Speaker biographies
Leon Aron is a resident scholar and director of Russian studies at AEI. He is the author of the first full-scale scholarly biography of Boris Yeltsin, Yeltsin: A Revolutionary Life (St. Martin’s Press, 2000) and Russia's Revolution: 1989–2006 (AEI Press, April 2007). Since 1998, he has written Russian Outlook, a quarterly essay on economic, political, social, and cultural aspects of Russia’s post-Soviet transition, published by AEI. He has contributed numerous essays and articles to newspapers and magazines, including the Washington Post, New York Times, Wall Street Journal, the Times (London), Newsday, The National Interest, Post-Soviet Affairs, and the Times Literary Supplement. A frequent guest on television and radio talk shows, he has commented on Russian affairs on 60 Minutes, NewsHour with Jim Lehrer, Charlie Rose, CNN International, C-Span, and NPR’s All Things Considered and Talk of the Nation.
Christopher DeMuth has been president of AEI since 1986. He previously practiced law and was an economic consultant, taught at Harvard’s Kennedy School of Government, was editor and publisher of Regulation magazine, and served on the White House staffs of Presidents Ronald Reagan and Richard Nixon. A graduate of Harvard College and the University of Chicago Law School, Mr. DeMuth has published essays on domestic policy and politics in the Harvard Law Review, Yale Journal of Regulation, Commentary, The American Enterprise, the Wall Street Journal, and other publications.

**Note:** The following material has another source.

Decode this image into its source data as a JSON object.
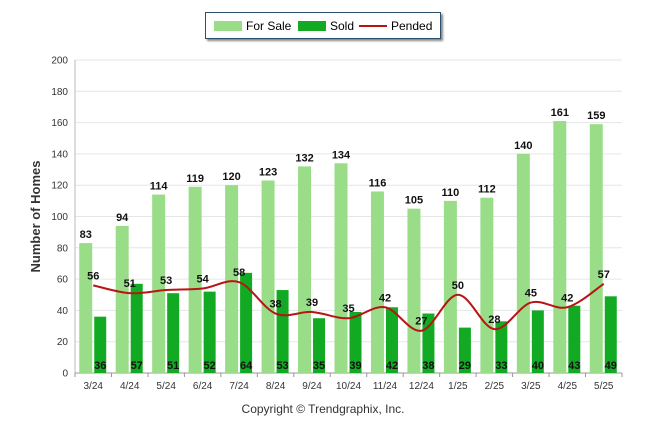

Padma Desai is a Gladys and Roland Harriman Professor of Comparative Economic Systems and director of the Center for Transition Economies at Columbia University, and a member of the Council on Foreign Relations. She was president of the Association for Comparative Economic Studies in 2001, and served as the U.S. Treasury’s advisor to the Russian finance ministry in the summer of 1995. She has published extensively in professional journals on issues of economic planning in the Soviet Union before she switched her research agenda to economic reforms in Russia and the emerging market economies. Her most recent publications include Work Without Wages: Russia's Nonpayment Crisis (MIT Press, December 2000), Financial Crisis, Contagion, and Containment: From Asia to Argentina (Princeton University Press, 2003), and Conversations on Russia (Oxford University Press, April 2006). Professor Desai has combined her scholarly activity with frequent contributions to the New York Times, Financial Times, and Wall Street Journal, and appearances on the MacNeil-Lehrer NewsHour, CNN, BBC, Jim Lehrer NewsHour, and Charlie Rose.
Clifford Gaddy is a senior fellow at the Brookings Institution in Washington, D.C. He is the coauthor, with Fiona Hill, of The Siberian Curse: How Communist Planners Left Russia Out in the Cold (Brookings Press, 2003), a study of how territorial misallocation of industry and people burdens today’s Russian economy. His earlier books include Russia’s Virtual Economy (The Brookings Institution Press, 2002; with Barry W. Ickes), in which the authors analyze the nature and evolution of the post-communist economic system in Russia; The Price of the Past: Russia’s Struggle with the Legacy of a Militarized Economy (Brookings Institution Press, 1996), and Open for Business: Russia’s Return to the Global Economy (Brookings Institution Press, 1992; with Ed A. Hewett). Along with Barry Ickes, he is currently writing two new books: Forty Years of Addiction: Resource Rents and the Russian Economy and Bear Traps: Pitfalls on Russia's Road to Sustainable Economic Growth.
Yegor Gaidar was the first prime minister to serve in Russian president Boris Yeltsin’s government in 1992, and was a leading architect of Russia’s post-communist economic reforms. He also served during the early 1990s as minister of economy and finance for the Russian Federation and as counselor to President Yeltsin. Before entering politics, he worked as a journalist for Pravda and as director of the Institute of Economic Policy under the National Academy of Economics in the U.S.S.R. Since leaving the Kremlin, he was elected as a deputy to the Duma and, until 2004, acted as a co-chairman of the Union of Rightist Forces, the center-right political party. Since 1996, he has been director of the Institute of the Economy in Transition, based in Moscow. He has had several books and over a hundred articles on economic reform and post-communist transition published. He is an honorary professor at the University of California–Berkeley and the Terry Sanford Distinguished Lecturer at Duke University.